- Directed by: Danny Huston
- Written by: Simon Astaire
- Produced by: Simon Astaire; Farah Abushwesha; Julia Rausing;
- Starring: Danny Huston; Sarita Choudhury; Stacy Martin; Jonah Hauer-King;
- Cinematography: Ed Rutherford
- Edited by: Francisco Forbes
- Music by: Peter Raeburn
- Release date: 22 June 2017 (Edinburgh);
- Running time: 85 minutes
- Country: United Kingdom
- Language: English

= The Last Photograph (2017 film) =

2017 film directed by Danny Huston

The Last Photograph is a 2017 British drama film directed by and starring Danny Huston. Its screenplay was written by Simon Astaire based on his own novel.

==Plot==
In 2003, Tom Hammond, a middle-aged man, searches for a stolen photograph of his son Luke, which was taken shortly before he was killed in the 1988 bombing of Pan Am Flight 103 on his way to New York City to meet a girl.

==Cast==
- Danny Huston as Tom Hammond
- Sarita Choudhury as Hannah
- Stacy Martin as Bird
- Jonah Hauer-King as Luke Hammond
- Vincent Regan as Mark
- Michelle Ryan as Maryam
- Jaime Winstone

==Release==
The film had its world premiere at the Edinburgh International Film Festival in June 2017. For the United States, Freestyle Digital Media acquired the rights to the film and released it theatrically and on video on demand on 6 September 2019.

==Reception==
On the review aggregator Rotten Tomatoes, the film holds an approval rating of 67% based on 12 reviews, with an average rating of 6.4/10.

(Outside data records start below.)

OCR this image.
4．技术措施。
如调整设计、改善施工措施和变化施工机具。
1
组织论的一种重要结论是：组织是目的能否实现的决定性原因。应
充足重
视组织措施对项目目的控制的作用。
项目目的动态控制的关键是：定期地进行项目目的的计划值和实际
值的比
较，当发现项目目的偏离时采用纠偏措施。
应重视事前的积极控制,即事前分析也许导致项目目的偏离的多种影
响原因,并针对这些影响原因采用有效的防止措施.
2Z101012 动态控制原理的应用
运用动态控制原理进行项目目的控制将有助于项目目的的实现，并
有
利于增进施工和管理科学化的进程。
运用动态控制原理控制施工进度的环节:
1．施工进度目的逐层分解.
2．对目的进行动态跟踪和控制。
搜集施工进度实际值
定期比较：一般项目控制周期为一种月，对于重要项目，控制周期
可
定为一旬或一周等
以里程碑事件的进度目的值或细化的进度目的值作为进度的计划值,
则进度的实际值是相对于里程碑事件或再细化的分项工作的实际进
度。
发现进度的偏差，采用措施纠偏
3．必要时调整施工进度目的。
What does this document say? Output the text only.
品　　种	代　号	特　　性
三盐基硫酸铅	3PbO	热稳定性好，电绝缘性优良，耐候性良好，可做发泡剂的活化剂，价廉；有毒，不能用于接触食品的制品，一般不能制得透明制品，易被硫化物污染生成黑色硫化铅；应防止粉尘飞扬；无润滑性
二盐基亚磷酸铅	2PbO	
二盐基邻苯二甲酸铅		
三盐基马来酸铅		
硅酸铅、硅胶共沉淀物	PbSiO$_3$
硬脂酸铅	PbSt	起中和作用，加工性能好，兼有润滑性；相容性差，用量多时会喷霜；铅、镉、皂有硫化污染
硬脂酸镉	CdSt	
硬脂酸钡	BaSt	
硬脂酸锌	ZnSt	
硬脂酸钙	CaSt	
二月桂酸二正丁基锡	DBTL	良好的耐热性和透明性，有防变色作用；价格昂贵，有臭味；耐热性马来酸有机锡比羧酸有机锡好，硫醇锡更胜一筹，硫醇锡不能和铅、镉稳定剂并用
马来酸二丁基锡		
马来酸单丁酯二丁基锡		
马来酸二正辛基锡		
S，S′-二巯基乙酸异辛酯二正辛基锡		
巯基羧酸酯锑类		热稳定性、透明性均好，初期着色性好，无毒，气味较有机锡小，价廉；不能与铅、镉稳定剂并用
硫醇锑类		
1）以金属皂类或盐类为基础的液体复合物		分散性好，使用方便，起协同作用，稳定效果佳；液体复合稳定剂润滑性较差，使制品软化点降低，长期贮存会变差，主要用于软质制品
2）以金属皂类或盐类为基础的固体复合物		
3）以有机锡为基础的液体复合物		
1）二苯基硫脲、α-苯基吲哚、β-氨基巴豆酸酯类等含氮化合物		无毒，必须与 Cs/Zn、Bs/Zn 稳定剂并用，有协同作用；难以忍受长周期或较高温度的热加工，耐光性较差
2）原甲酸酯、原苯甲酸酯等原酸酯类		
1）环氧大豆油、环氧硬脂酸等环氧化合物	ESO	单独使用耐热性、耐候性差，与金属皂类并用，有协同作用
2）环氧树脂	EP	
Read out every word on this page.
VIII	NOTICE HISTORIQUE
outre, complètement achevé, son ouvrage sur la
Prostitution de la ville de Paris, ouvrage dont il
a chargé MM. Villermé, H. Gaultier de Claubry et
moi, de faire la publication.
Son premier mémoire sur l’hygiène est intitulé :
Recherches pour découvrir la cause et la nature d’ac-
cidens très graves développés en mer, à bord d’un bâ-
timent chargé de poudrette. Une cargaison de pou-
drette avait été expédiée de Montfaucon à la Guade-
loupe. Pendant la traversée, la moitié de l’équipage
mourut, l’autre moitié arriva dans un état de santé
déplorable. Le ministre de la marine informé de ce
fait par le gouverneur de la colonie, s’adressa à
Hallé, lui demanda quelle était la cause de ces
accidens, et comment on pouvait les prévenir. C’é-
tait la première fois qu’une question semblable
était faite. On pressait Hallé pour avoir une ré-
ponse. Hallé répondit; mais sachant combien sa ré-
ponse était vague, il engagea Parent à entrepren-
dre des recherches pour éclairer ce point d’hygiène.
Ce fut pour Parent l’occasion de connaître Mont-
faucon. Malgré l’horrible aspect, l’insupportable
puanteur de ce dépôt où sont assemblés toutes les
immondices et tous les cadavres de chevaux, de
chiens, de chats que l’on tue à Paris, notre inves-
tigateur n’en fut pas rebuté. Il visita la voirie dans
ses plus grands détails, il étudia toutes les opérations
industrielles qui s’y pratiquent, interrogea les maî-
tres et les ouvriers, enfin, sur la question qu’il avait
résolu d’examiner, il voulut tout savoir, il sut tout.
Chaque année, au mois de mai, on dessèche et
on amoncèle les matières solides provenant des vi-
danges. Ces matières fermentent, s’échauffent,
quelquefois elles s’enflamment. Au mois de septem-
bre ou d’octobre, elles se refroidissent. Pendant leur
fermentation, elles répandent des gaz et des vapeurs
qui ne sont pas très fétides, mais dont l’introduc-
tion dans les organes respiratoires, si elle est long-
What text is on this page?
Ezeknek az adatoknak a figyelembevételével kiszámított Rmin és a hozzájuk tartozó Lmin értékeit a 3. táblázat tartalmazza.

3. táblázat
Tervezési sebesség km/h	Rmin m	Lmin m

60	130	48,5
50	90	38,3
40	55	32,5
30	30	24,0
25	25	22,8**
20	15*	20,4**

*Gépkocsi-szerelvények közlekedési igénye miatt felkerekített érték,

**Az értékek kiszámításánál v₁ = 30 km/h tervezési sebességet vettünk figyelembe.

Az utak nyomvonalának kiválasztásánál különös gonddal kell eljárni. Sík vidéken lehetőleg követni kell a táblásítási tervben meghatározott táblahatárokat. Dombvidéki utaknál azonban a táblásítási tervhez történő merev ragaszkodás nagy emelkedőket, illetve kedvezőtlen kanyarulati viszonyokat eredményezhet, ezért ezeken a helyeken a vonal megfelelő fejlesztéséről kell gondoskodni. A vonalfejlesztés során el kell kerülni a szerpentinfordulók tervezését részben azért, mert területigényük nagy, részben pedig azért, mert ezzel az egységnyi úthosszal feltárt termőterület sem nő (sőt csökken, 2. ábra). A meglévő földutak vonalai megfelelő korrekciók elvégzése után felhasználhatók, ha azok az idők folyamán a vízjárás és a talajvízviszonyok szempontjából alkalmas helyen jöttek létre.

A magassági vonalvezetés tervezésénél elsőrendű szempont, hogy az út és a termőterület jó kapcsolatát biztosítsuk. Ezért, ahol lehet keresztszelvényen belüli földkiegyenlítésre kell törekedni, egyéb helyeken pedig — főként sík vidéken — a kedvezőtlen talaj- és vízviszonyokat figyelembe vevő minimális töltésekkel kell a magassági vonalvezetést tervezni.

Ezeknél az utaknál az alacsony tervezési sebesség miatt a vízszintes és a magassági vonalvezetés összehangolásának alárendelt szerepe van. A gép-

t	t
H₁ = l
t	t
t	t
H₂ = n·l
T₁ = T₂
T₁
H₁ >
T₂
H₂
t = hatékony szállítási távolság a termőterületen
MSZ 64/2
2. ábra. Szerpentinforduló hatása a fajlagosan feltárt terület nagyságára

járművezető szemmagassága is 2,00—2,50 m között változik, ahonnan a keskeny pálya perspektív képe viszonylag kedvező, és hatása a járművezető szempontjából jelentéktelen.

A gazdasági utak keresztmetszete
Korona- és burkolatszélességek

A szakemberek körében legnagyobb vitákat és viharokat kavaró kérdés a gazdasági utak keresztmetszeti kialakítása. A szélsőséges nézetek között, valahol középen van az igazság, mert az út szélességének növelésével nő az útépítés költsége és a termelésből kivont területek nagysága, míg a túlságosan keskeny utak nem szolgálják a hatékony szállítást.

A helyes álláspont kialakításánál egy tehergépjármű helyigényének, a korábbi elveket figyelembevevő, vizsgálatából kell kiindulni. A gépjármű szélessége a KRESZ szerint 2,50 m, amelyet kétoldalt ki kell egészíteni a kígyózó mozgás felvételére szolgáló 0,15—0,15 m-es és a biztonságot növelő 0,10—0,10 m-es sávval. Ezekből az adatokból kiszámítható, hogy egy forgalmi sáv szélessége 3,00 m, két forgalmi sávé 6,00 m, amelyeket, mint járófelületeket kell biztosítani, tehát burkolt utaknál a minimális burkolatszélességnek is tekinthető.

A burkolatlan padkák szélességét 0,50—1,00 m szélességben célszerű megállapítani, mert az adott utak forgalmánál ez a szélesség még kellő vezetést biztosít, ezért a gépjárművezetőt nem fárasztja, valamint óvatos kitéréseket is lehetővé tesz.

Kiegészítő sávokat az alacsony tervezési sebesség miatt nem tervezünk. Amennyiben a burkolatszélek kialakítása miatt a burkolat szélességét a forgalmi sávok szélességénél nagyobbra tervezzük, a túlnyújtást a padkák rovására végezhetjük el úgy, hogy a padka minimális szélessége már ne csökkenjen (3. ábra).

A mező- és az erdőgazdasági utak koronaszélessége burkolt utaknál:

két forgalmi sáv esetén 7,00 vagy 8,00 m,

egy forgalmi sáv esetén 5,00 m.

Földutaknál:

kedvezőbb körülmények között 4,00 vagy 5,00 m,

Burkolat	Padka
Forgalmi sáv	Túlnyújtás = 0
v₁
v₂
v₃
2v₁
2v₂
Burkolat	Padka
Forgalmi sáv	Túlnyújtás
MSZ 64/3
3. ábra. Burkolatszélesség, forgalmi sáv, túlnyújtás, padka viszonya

Wendy Ide of Screen International wrote that "the story feels a little thin" and that "although the story deals with emotionally wrenching themes, there is a coolness here which keeps us at arm's length". Eddie Harrison of The List gave the film a score of 4 out of 5, writing, "Where 2010's Remember Me used the 9/11 attacks as a punchline, The Last Photograph seeks out where the story hurts the most and sticks with it. The narrative is simple and contrivances are few – this film is about bereavement, short and sharp."